Matt Hancock

Matt Hancock: The 5 mission critical areas of digital health technology

From driving digital transformation in the areas of the NHS still left behind to empowering staff to be able to affect change in their own workplaces, the Health Secretary outlined his key visions for the power of digital technology in the health service.

Speaking at the Digital Health REWIRED 2021 virtual festival, Matt Hancock outlined the five areas which he saw as mission critical:

  1. Digitise the areas of the NHS which are not already digitally proficient, allowing everyone to be able to take advantage of digital technology
  2. Connecting the system to ensure data flows smoothly and easily. This includes pulling together data previously held in silos and streamlining the use of data and user experience with data in the NHS
  3. Technology must be used to transform how care is given, rather than just modernise old, analog systems. Digital technology cannot be allowed to just be a ‘nice to have’ or ‘bolt-on’ solution
  4. We must build for the future, not just provide solutions for the problems we face now
  5. Give people the power and opportunity to drive digital change where they work

Covering a wide range of aspects, these core areas were viewed as the barriers which needed to be overcome to digitise the NHS.

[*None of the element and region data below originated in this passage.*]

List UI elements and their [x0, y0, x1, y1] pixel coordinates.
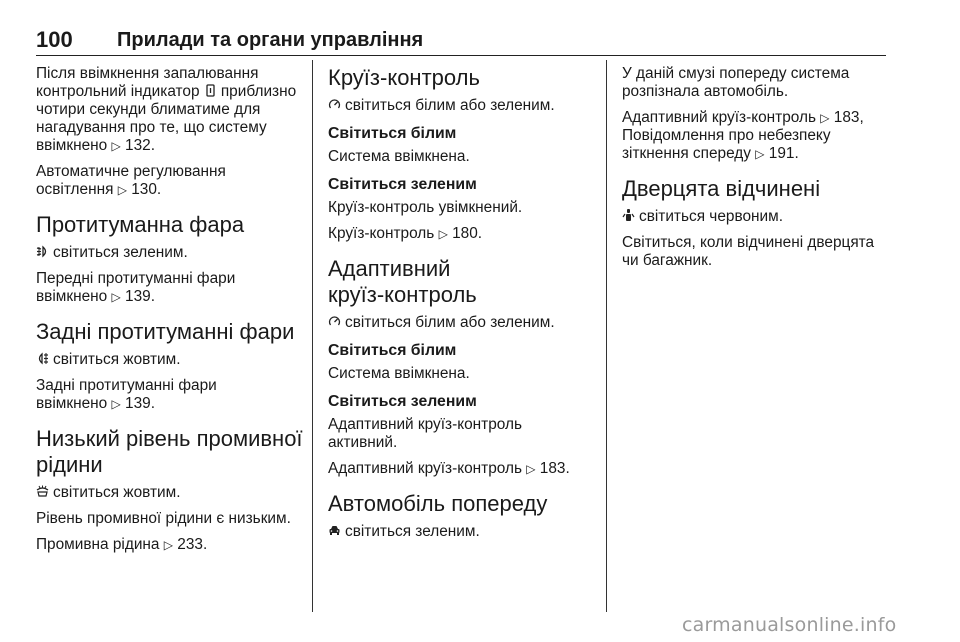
status-line: світиться жовтим.: [36, 484, 306, 502]
section-heading: Низький рівень промивної рідини: [36, 426, 303, 477]
page-number: 100: [36, 27, 73, 52]
auto-lighting-paragraph: Автоматичне регулювання освітлення ▷ 130.: [36, 163, 226, 198]
status-line: світиться червоним.: [622, 208, 892, 226]
page-reference[interactable]: 180.: [452, 225, 483, 242]
arrow-reference-icon: ▷: [438, 227, 448, 241]
section-heading: Адаптивний круїз-контроль: [328, 256, 477, 307]
status-line: світиться білим або зеленим.: [328, 97, 600, 115]
section-heading: Дверцята відчинені: [622, 176, 821, 201]
cruise-control-icon: [328, 97, 341, 112]
description: Передні протитуманні фари ввімкнено ▷ 139.: [36, 270, 236, 305]
page-reference[interactable]: 139.: [125, 395, 155, 412]
rear-fog-lamp-icon: [36, 351, 49, 366]
status-line: світиться жовтим.: [36, 351, 306, 369]
arrow-reference-icon: ▷: [111, 290, 121, 304]
description: Адаптивний круїз-контроль ▷ 183, Повідомлення про небезпеку зіткнення спереду ▷ 191.: [622, 109, 864, 162]
arrow-reference-icon: ▷: [163, 538, 174, 552]
subheading: Світиться зеленим: [328, 176, 477, 193]
page-reference[interactable]: 183,: [833, 109, 864, 126]
arrow-reference-icon: ▷: [117, 183, 127, 197]
status-line: світиться зеленим.: [328, 523, 600, 541]
description: Система ввімкнена.: [328, 365, 470, 382]
arrow-reference-icon: ▷: [111, 139, 121, 153]
subheading: Світиться зеленим: [328, 393, 477, 410]
arrow-reference-icon: ▷: [820, 111, 830, 125]
section-heading: Протитуманна фара: [36, 212, 245, 237]
subheading: Світиться білим: [328, 342, 457, 359]
section-heading: Автомобіль попереду: [328, 491, 548, 516]
page-reference[interactable]: 191.: [768, 145, 799, 162]
intro-paragraph: Після ввімкнення запалювання контрольний індикатор приблизно чотири секунди блиматиме для нагадування про те, що систему ввімкнено ▷ 132.: [36, 65, 297, 154]
page-reference[interactable]: 139.: [125, 288, 155, 305]
page-reference[interactable]: 183.: [539, 460, 570, 477]
status-line: світиться зеленим.: [36, 244, 306, 262]
description: Світиться, коли відчинені дверцята чи багажник.: [622, 234, 875, 269]
description: Задні протитуманні фари ввімкнено ▷ 139.: [36, 377, 217, 412]
page-reference[interactable]: 233.: [177, 536, 208, 553]
indicator-icon: [204, 83, 217, 98]
description: Круїз-контроль ▷ 180.: [328, 225, 483, 242]
column-divider: [606, 60, 607, 612]
adaptive-cruise-icon: [328, 314, 341, 329]
description: Круїз-контроль увімкнений.: [328, 199, 523, 216]
section-heading: Задні протитуманні фари: [36, 319, 295, 344]
arrow-reference-icon: ▷: [526, 462, 536, 476]
description: У даній смузі попереду система розпізнала автомобіль.: [622, 65, 850, 100]
status-line: світиться білим або зеленим.: [328, 314, 600, 332]
page-header: [36, 27, 886, 56]
column-2: [328, 65, 600, 549]
door-open-icon: [622, 208, 635, 223]
description: Промивна рідина ▷ 233.: [36, 536, 208, 553]
description: Адаптивний круїз-контроль активний.: [328, 416, 522, 451]
section-heading: Круїз-контроль: [328, 65, 480, 90]
subheading: Світиться білим: [328, 125, 457, 142]
page-reference[interactable]: 132.: [125, 137, 155, 154]
vehicle-ahead-icon: [328, 523, 341, 538]
page-title: Прилади та органи управління: [117, 29, 424, 51]
arrow-reference-icon: ▷: [111, 397, 121, 411]
description: Адаптивний круїз-контроль ▷ 183.: [328, 460, 570, 477]
column-1: [36, 65, 306, 562]
watermark: carmanualsonline.info: [682, 614, 897, 636]
column-3: [622, 65, 892, 278]
description: Рівень промивної рідини є низьким.: [36, 510, 291, 527]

Mr Hancock explained: “Now, it is an important moment to push forward and drive the digital agenda on.

“We must learn from the pandemic. We must learn from the challenges and the successes, with the belief in the power of technology to change people’s healthcare now commonplace across the NHS.

“One of the [advantages] we could call on during the pandemic, because of the work we have done before the pandemic, was the power of digital technology.

“It is at these moments of exceptional change where we must look at what has worked and what we can take forward. How we can build on this, as a moment of digital transformation, and turn it into a movement.

“This has been a year of big changes, but now is the time to bottle the spirit we’ve seen [across the NHS] and put it into the service of those people solving the new challenges ahead.”